Hello everyone! Welcome back to the Nightline blog. We've got a lot of exciting things coming up in the next few weeks, and I for one can't wait to share them with you!

For a lot of us, returning to university after the winter break means one thing - exams. Exams bring out anxiety in nearly all of us, even the most confident of students! But we're here today to help calm any nerves you might be feeling.

First things first, make sure that exams don't take over your life. You have to schedule in time for yourself, whether that be a quick walk around your neighbourhood, a healthy snack or a chat with one of your friends. You'll study better if you take regular breaks, get a good night's sleep, and eat healthily. Having a bit of fun will help relieve stress, and ensure that you don't burn out before the exam.

It's also been shown that studying for short bursts and taking regular breaks helps aid memory - get into a routine of studying for around 25 minutes, and then take a short break of 5 minutes. That way you're not overtaxing your brain with too many facts at once! Another good idea is to ensure that you're studying in the right way for you, whether that be by rewriting notes, teaching your material to somebody, or using flashcards.
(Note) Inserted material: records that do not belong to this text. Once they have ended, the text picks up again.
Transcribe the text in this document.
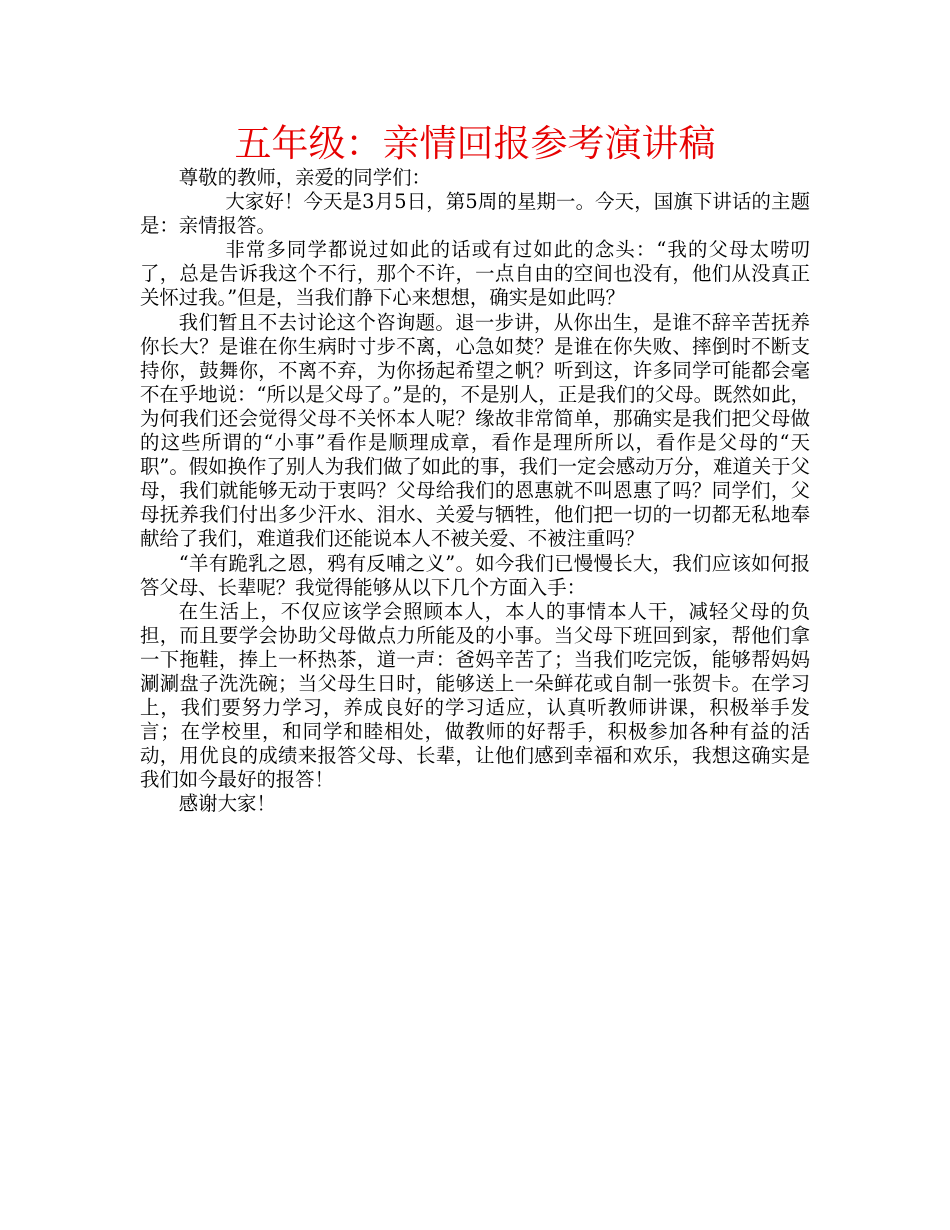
五年级：亲情回报参考演讲稿

尊敬的教师，亲爱的同学们：

大家好！今天是3月5日，第5周的星期一。今天，国旗下讲话的主题是：亲情报答。

非常多同学都说过如此的话或有过如此的念头：“我的父母太唠叨了，总是告诉我这个不行，那个不许，一点自由的空间也没有，他们从没真正关怀过我。”但是，当我们静下心来想想，确实是如此吗？

我们暂且不去讨论这个咨询题。退一步讲，从你出生，是谁不辞辛苦抚养你长大？是谁在你生病时寸步不离，心急如焚？是谁在你失败、摔倒时不断支持你，鼓舞你，不离不弃，为你扬起希望之帆？听到这，许多同学可能都会毫不在乎地说：“所以是父母了。”是的，不是别人，正是我们的父母。既然如此，为何我们还会觉得父母不关怀本人呢？缘故非常简单，那确实是我们把父母做的这些所谓的“小事”看作是顺理成章，看作是理所所以，看作是父母的“天职”。假如换作了别人为我们做了如此的事，我们一定会感动万分，难道关于父母，我们就能够无动于衷吗？父母给我们的恩惠就不叫恩惠了吗？同学们，父母抚养我们付出多少汗水、泪水、关爱与牺牲，他们把一切的一切都无私地奉献给了我们，难道我们还能说本人不被关爱、不被注重吗？

“羊有跪乳之恩，鸦有反哺之义”。如今我们已慢慢长大，我们应该如何报答父母、长辈呢？我觉得能够从以下几个方面入手：

在生活上，不仅应该学会照顾本人，本人的事情本人干，减轻父母的负担，而且要学会协助父母做点力所能及的小事。当父母下班回到家，帮他们拿一下拖鞋，捧上一杯热茶，道一声：爸妈辛苦了；当我们吃完饭，能够帮妈妈涮涮盘子洗洗碗；当父母生日时，能够送上一朵鲜花或自制一张贺卡。在学习上，我们要努力学习，养成良好的学习适应，认真听教师讲课，积极举手发言；在学校里，和同学和睦相处，做教师的好帮手，积极参加各种有益的活动，用优良的成绩来报答父母、长辈，让他们感到幸福和欢乐，我想这确实是我们如今最好的报答！

感谢大家！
If you think that your exam anxiety goes a bit further than normal stress, please don't think that there isn't anyone to help you - one of the first things to do if you know that you suffer from exam anxiety is to go to your tutor and chat to them about it. It's okay to admit that you're having trouble, and ultimately your university is there to help you.

Finally, don't forget that although exams are important, they aren't a measure of you as a person. If you have a bit of trouble in an exam, that doesn't make you any less of an amazing person.

Don't forget, Nightline is here to help, every night of term.